Link originale: http://www.mangialibri.com/node/7948
ANNI DI PIOMBO LA STORIA DI DEI NUCELI ARMATI PROLETARI Nap, i ribelli fecero strage (anche di sé) «Vorrei che il futuro fosse oggi» di V. Lucarelli di DIEGO ZANDEL
Valerio Lucarelli, campano, è nato nell'anno della strage di Piazza Fontana, il 1969, che diede praticamente l'avvio a quella stagione del terrorismo, segnata dagli opposti estremismi e da infiltrazioni di corpi deviati dello Stato, che avrebbe caratterizzato un lungo periodo della nostra storia recente. Ha potuto quindi, per età, averne avuto soltanto il sentore, via via che cresceva, attraverso le notizie, le immagini, i commenti, le reazioni della gente e in famiglia: non c'era giorno che non fosse segnato da un attentato, gambizzazioni, omicidi, bombe, sequestri, rivolte...
Evidentemente tutto ciò deve ben aver inciso sul suo immaginario di ragazzo, perché oggi Valerio Lucarelli è uno tra i massimi esperti di terrorismo di quegli anni.
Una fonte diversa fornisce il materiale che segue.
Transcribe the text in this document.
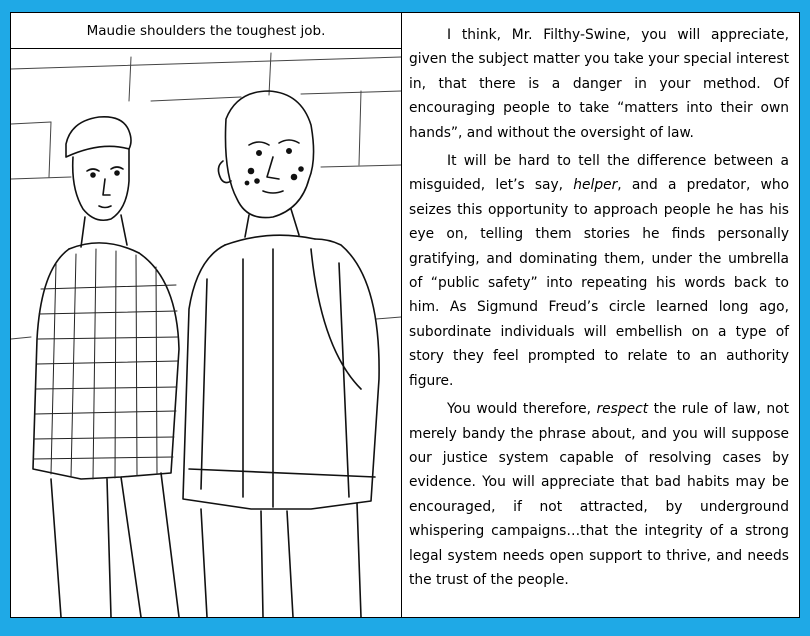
Maudie shoulders the toughest job.	I think, Mr. Filthy-Swine, you will appreciate, given the subject matter you take your special interest in, that there is a danger in your method. Of encouraging people to take “matters into their own hands”, and without the oversight of law.

It will be hard to tell the difference between a misguided, let’s say, helper, and a predator, who seizes this opportunity to approach people he has his eye on, telling them stories he finds personally gratifying, and dominating them, under the umbrella of “public safety” into repeating his words back to him. As Sigmund Freud’s circle learned long ago, subordinate individuals will embellish on a type of story they feel prompted to relate to an authority figure.

You would therefore, respect the rule of law, not merely bandy the phrase about, and you will suppose our justice system capable of resolving cases by evidence. You will appreciate that bad habits may be encouraged, if not attracted, by underground whispering campaigns…that the integrity of a strong legal system needs open support to thrive, and needs the trust of the people.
Dopo il romanzo Buio rivoluzione, ha scritto ora il saggio Vorrei che il futuro fosse oggi, sottotitolo «Ribellione, rivolta e lotta armata» (L'Ancora del Mediterraneo ed., pp. 205, euro 16), tutto incentrato sulla storia di una delle sigle meno conosciute del terrorismo rosso, quella dei Nap, ovvero Nuclei armati proletari.
Nella informazione comune si tende a far coincidere tutti i terroristi di sinistra con le Brigate Rosse, il gruppo sicuramente più numeroso e diffuso per organizzazione sul territorio nazionale, ma i gruppi che allora agivano, facendo parlare di sé attraverso le gesta che compivano, erano diversi altri, Potere Operaio, Prima linea, Proletari armati per il comunismo, Formazioni comuniste armate..., ciascuna caratterizzata da peculiarità e obiettivi propri.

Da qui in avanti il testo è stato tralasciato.